Berbanding terbalik dengan proses penyusunan RUU MHA yang disebut sudah bertahun-tahun tak tuntas.
“Berhasilnya metode omnibus law untuk UU Cipta Kerja, mestinya malah jadi momentum baik agar parlemen dan pemerintah melakukan langkah serupa untuk menuntaskan RUU MHA. Itulah keadilan” tandasnya.
Teras pun memahami bahwa ada kerisauan bahwa RUU MHA akan kontraproduktif dengan upaya meningkatkan investasi.

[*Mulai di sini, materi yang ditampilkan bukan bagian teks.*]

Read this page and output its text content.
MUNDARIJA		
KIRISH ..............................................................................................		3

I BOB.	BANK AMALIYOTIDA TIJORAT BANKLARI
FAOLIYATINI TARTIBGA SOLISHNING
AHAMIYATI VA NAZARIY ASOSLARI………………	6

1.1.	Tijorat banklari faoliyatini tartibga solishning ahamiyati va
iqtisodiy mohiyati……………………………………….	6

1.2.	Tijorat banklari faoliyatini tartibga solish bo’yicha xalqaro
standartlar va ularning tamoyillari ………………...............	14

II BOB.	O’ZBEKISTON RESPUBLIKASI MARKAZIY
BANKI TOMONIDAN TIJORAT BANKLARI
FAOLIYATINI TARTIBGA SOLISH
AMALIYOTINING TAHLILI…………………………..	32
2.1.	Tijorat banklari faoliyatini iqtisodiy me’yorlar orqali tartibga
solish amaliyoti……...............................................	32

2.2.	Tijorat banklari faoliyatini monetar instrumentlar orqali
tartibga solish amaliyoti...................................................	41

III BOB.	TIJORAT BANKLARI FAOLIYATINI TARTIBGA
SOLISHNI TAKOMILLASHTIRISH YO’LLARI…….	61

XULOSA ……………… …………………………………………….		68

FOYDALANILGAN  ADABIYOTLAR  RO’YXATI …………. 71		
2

Sebaliknya, Teras meminta pemangku kepentingan untuk percaya dengan konstitusi dan membuat pengaturan yang berkeadilan dan berkemanfaatan agar baik investasi maupun perlindungan masyarakat adat dapat berjalan beriringan.
Banyak praktik di luar negeri yang disebut malah sangat Pancasilais yang bisa dijadikan rujukan menyelaraskan dua kepentingan yang berdimensi luas ini.
“Jadi harap agar RUU yang penting ini jangan hanya dijadikan alat politik pendulang suara, tapi tidak diselesaikan. Apalagi bila isinya juga tidak mencerminkan aspirasi masyarakat adat, yang berharap tak lagi dipersulit dengan proses yang rumit dan tidak mencerminkan semangat pelayanan publik yang baik” tandasnya.